April 30, 2020 at 1:25 pm

Summer 2020 | CLJC & Anthropology Offer Online Course on International Justice

Haley Duschinsk, portrait

Dr. Haley Duschinsk

Undergraduate & graduate students interested in law, justice and culture are encouraged to enroll in a new summer online course offering, ANTH 4620/5620: Human Rights, Law & Justice.

The course is offered second summer session, from June 29 to Aug. 15. It is taught by Dr. Haley Duschinski, Associate Professor of Anthropology and Director of the Center for Law, Justice & Culture.

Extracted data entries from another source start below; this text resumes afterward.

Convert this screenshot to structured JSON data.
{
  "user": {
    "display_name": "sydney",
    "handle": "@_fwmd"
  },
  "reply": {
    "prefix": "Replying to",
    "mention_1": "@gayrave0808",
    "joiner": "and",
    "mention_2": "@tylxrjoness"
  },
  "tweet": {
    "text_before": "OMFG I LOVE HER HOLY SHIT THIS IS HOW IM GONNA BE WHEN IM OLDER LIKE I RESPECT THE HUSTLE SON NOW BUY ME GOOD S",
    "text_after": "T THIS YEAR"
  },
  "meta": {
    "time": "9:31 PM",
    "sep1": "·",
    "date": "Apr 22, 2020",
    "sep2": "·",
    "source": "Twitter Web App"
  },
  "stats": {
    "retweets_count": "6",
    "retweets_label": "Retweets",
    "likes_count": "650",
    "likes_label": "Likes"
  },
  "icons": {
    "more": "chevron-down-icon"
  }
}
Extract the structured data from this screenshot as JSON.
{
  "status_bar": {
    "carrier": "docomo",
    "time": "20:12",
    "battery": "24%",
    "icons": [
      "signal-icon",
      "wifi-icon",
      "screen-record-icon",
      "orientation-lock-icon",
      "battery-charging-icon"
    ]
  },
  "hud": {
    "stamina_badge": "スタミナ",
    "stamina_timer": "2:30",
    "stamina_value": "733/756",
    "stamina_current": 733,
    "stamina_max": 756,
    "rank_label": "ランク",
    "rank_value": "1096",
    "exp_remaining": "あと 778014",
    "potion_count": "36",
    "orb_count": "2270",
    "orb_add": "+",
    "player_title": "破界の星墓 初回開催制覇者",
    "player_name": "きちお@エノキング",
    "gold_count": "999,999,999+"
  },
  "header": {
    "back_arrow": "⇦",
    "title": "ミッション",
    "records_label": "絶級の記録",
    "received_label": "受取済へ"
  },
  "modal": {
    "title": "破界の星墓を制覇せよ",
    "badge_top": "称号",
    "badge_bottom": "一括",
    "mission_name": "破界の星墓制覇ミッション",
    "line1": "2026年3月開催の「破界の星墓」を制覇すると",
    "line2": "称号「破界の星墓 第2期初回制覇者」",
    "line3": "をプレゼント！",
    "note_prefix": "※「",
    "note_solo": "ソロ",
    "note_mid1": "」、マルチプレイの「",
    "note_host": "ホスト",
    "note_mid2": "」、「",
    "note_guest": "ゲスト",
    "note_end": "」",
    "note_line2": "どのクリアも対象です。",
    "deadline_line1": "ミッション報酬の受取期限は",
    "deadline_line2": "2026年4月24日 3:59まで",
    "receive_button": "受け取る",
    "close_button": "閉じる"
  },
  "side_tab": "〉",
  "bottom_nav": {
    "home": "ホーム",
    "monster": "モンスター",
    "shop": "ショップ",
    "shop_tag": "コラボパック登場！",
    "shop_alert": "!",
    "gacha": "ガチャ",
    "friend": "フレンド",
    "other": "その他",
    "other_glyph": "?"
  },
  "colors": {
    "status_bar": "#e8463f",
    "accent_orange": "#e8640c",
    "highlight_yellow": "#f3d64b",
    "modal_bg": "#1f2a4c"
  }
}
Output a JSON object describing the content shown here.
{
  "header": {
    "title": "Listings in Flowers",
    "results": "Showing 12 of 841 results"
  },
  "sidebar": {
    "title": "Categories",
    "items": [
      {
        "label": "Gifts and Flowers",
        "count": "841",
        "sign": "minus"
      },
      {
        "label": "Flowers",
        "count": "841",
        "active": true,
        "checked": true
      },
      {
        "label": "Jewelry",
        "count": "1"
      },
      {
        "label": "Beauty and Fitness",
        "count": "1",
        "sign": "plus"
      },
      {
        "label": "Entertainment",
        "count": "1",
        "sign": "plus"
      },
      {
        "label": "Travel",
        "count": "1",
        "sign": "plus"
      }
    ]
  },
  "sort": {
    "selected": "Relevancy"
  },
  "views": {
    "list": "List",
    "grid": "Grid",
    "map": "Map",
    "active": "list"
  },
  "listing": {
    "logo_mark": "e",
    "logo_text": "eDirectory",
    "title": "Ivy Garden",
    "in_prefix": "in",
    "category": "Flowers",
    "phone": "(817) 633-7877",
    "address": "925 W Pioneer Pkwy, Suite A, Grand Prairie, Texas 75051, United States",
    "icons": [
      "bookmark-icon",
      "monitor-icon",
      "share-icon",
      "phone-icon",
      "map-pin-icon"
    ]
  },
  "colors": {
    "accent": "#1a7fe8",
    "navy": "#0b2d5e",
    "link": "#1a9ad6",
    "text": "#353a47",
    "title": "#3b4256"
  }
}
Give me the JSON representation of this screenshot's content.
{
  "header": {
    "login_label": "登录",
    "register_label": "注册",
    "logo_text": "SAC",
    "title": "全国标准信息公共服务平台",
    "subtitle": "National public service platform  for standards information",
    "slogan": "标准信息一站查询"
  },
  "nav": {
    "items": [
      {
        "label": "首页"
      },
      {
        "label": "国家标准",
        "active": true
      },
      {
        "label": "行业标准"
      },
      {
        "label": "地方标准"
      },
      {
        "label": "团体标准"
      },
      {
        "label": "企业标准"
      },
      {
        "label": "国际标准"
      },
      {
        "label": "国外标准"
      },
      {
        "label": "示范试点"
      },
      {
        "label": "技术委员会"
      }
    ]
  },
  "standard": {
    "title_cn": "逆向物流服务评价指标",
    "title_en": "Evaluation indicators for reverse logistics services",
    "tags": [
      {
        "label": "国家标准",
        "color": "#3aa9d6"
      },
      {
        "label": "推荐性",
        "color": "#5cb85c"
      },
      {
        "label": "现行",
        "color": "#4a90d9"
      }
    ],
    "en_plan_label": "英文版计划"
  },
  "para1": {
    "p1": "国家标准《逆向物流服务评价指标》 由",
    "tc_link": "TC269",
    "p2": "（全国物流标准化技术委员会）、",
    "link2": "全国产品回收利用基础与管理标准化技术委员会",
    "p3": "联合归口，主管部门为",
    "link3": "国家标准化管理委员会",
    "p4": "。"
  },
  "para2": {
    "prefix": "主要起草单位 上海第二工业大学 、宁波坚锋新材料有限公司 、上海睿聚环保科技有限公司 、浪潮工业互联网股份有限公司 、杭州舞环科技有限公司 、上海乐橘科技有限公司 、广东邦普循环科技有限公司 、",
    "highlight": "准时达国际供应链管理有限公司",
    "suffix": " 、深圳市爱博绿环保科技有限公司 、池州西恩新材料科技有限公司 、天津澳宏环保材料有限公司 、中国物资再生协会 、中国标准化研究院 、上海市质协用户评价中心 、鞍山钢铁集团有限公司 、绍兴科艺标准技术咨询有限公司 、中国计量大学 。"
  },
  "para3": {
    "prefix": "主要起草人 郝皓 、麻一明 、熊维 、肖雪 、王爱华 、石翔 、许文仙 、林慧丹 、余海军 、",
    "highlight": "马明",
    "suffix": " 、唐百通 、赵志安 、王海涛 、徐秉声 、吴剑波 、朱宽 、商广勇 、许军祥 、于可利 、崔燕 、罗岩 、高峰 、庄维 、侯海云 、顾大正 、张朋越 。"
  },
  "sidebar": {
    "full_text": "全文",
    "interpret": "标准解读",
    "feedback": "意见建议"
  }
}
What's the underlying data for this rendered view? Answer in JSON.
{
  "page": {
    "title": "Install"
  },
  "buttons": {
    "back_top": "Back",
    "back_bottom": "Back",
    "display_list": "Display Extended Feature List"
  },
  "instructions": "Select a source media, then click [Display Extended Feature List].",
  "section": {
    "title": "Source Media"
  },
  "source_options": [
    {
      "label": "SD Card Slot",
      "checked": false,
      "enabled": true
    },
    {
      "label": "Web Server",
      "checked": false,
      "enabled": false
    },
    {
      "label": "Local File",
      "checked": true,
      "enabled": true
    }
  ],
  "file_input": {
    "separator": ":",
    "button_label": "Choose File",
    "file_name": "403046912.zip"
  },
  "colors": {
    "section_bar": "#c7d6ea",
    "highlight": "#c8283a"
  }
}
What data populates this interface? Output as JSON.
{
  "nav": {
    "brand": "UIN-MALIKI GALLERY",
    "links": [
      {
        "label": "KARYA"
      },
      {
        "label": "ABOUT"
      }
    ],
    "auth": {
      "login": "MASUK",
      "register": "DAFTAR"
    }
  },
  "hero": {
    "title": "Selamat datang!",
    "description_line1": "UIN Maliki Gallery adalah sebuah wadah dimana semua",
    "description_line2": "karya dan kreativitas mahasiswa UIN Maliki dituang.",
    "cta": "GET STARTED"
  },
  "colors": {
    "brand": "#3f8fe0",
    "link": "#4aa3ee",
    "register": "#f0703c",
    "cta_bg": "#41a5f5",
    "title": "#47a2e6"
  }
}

The undergraduate section, ANTH 4620, counts for the Anthropology major & minor as well as the War & Peace major & certificate and the Law, Justice & Culture certificate. (See other CLJC certificate courses.)

The graduate section, ANTH 5620, counts for the MA in Law, Justice & Culture and the Master of Social Sciences, as well as other relevant fields.

Other summer online CLJC MA electives include:

See all CLJC summer online offerings.

About ANTH 4620/5620

ANTH 4620/5620 applies anthropological perspectives to issues of human rights and the law, with special attention to the politics of truth, justice, and reconciliation in post-conflict and democratizing countries.

Starting with the Nuremberg trials and moving to contemporary conflict and post-conflict situations, the course looks at how various communities of people imagine the meanings, possibilities, and complications of human rights, law and justice in particular cultural contexts, and at particular historical moments.

Through the course, students examine particular cases from different world regions — Latin America, Africa, Europe, and Asia — to consider some of the questions facing countries that are emerging from periods of significant human rights violations, including how to attribute responsibility and guilt, how to deal with perpetrators, and how to provide proper redress to victims.

Anth 4620/5620 adopts an interdisciplinary social science perspective, examining literature, memoirs, films, ethnographies, and oral histories as various modes of representing international justice in context, including international courts and tribunals, as well as truth commissions, memorialization projects, reparations programs, and other transitional mechanisms.

As we consider these questions, we will pay special attention to the ways in which anthropology, in particular, has contributed to the theoretical and practical concerns of human rights and justice movements in the world today.

This course is designed to help students understand the theoretical and methodological issues relating to issues of human rights, law and justice in the contemporary world.

It is grounded in a “law and society” liberal arts perspective that considers the social and cultural production of law in particular contexts, focusing specifically on international justice interventions.